I picked up my jacket and fell out of bed. This time, though, gravity kept shifting – I realized that no matter how much I wanted to drag myself back up to the lookout, the stairs would kick my ass, so I settled for awkwardly stumbling over to the glass wall that made up part of the dome. Sat down heavily. Pushed some green vines out of the way. Laid my forehead against the glass, warmed by the sun, and watched the citizens of the Citadel go about their day while I was up here, confined by a failing body…

When Toast found me, she gave me an earful for getting out of bed but realized that the change in scenery was probably good for me, so she perched herself on the stairs leading up to the loft with a book in her hands. I slumped against the dome, eyes drifting shut, weighed down. I was sick of this. In the distance, I saw the road, and the black fumes of Gastown, and beyond that the expanse of unforgiving desert. I wanted to run. I wanted my Interceptor. Wait – the Interceptor! Was it safe? Yeah, I remembered Furiosa telling me it was. I exhaled heavily. My car would be okay.

I was still there, slumped against the glass and feeling the first twinges of pain as the tranq wore off, when Furiosa approached from behind. She still looked tired as hell. Changed her clothes, at least, and cleaned up a little. "How is he?" she asked Toast, who closed her book, repositioned the toothpick she was gnawing on.
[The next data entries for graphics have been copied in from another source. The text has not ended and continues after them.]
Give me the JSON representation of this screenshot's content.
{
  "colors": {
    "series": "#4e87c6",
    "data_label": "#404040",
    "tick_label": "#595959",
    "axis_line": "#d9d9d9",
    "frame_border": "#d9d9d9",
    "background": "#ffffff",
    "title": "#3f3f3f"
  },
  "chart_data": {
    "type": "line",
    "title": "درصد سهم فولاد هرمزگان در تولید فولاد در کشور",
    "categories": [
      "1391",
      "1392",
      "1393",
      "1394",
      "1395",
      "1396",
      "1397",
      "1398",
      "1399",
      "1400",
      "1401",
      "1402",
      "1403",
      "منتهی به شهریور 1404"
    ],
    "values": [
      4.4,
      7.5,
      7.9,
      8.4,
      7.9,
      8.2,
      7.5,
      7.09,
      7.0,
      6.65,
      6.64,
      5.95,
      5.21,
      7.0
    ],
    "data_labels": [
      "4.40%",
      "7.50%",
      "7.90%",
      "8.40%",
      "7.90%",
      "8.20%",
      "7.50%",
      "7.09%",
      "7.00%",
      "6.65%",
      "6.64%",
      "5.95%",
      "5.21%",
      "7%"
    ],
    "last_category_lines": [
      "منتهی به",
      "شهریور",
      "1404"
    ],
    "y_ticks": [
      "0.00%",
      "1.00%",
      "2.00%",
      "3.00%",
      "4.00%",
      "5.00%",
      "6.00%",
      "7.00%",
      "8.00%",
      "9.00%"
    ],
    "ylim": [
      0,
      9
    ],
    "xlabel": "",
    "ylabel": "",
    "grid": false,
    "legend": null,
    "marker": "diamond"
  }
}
"Well, I mean, he managed to walk himself out here, so I guess that means he's not getting worse," she answered. "No worse than yesterday, anyway. He's due for another dose if Melita was able to dig more up."

"Can you walk?" Furiosa at my side. I pulled my face away from the glass, stared at her, blinking, while her words sank in. My jaw was tight again. I nodded. She hoisted me up, draped one of my arms across her shoulders, and walked me back to the bed. Toast followed, made sure I was comfortable, then ran off to find the medic. She returned a few minutes later with the gray-haired woman in tow.

The medic prepared an injection while she spoke to Furiosa. "You don't have to stay. My people are here twenty-four seven. If Max's condition worsens, they'll send notice immediately."

"I know." The Imperator eased her weight onto the doorframe. She wasn't going anywhere.


"I don't care what you have to do!" She had the poor War Boy backed up against the wall. "He needs an IV, so get me an IV!"

"But, Furiosa, we have maybe a dozen bags left. I'm sorry, but I was told we should save them for someone who has a better chance—"

"He's not going to have a chance if we don't get it to him!" Her metal arm flashed in the light as she picked me out in the darkened room. I was half-conscious, and I'm sure if I'd been fully aware I would've understood what the heck was going on, but I wasn't and I didn't. All I knew is that I hurt. Bad. Dizzy. Hot. Cold. Tired. Pissed. Exhausted. Last night hadn't been any better than the first.

Nobody said anything to me, but I knew I was getting worse. Spasms came often, more severe, lasted longer.

The will to fight, it was there. Just didn't have the strength to keep it up.

"Get me an IV drip for him," Furiosa hissed through clenched teeth. "Now."

The War Boy, he knew better than to argue with the Imperator when she was like this, so he loped off with his tail between his legs. Furiosa braced her arm against the doorframe and breathed hard. So did I, but for a different reason.

"Furiosa," said a gentler voice. Cheedo.

"What?"

"I just wanted to check on Max."

"Fine. He's fine."

Silence. Then, "Furiosa… he's not, is he?"

A sharp crack rang out as the Imperator drove a fist into the wall.